LIVE BY RECONCILIATION, DIE BY RECONCILIATION: Senate Republicans just introduced an Obamacare repeal plan Democrats can’t stop.
Senate Budget Committee Chair Michael Enzi (R-WY) introduced a budget resolution Tuesday that includes “reconciliation instructions” that enable Congress to repeal Obamacare with a simple Senate majority. Passing a budget resolution that includes those instructions will mean that the legislation can pass through the budget reconciliation process, in which bills cannot be filibustered.
That means Republicans will only need 50 of their 52 members in the Senate, and a bare majority in the House, to pass legislation repealing the Affordable Care Act. According to the Wall Street Journal, the budget resolution could be passed by both houses as early as next week.

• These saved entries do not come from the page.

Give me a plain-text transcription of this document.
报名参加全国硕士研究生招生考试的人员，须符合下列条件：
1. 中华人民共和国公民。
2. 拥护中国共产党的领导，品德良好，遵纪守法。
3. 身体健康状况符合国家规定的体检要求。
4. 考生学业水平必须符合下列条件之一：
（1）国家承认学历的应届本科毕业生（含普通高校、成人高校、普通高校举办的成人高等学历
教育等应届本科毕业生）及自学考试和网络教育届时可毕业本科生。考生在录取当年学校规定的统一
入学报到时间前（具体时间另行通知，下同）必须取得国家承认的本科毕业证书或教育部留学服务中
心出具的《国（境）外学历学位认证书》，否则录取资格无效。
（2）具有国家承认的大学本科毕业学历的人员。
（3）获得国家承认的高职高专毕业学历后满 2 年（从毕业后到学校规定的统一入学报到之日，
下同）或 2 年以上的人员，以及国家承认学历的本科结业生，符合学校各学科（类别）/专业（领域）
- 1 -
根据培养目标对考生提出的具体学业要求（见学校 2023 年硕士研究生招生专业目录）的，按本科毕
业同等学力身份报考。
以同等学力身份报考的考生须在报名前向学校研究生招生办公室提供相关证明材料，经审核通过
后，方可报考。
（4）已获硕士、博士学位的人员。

To be clear, passing the budget resolutions does not itself repeal Obamacare. But it’s the necessary first step if Republicans are to do that this year, and unless three or more Republican senators defect (or 24 House members do), it’ll be smooth sailing for the repeal effort from there on out.
First day of business, too.
Updated with this flashback: “Reid: Dems will use 50-vote tactic to finish healthcare in 60 days.”
The move would allow Democrats to essentially go it alone on health reform, especially after losing their filibuter-proof majority in the Senate after Sen. Scott Brown’s (R) special election victory in Massachusetts.
Republicans have protested the maneuver as a hyperpartisan tactic to ram through a health bill, and have said that plans to use the reconciliation process make moot a bipartisan summit at the White House this week, where both GOP and Democratic leaders are supposed to present their ideas on healthcare.
They honestly bought into that “permanent Democratic majority” stuff.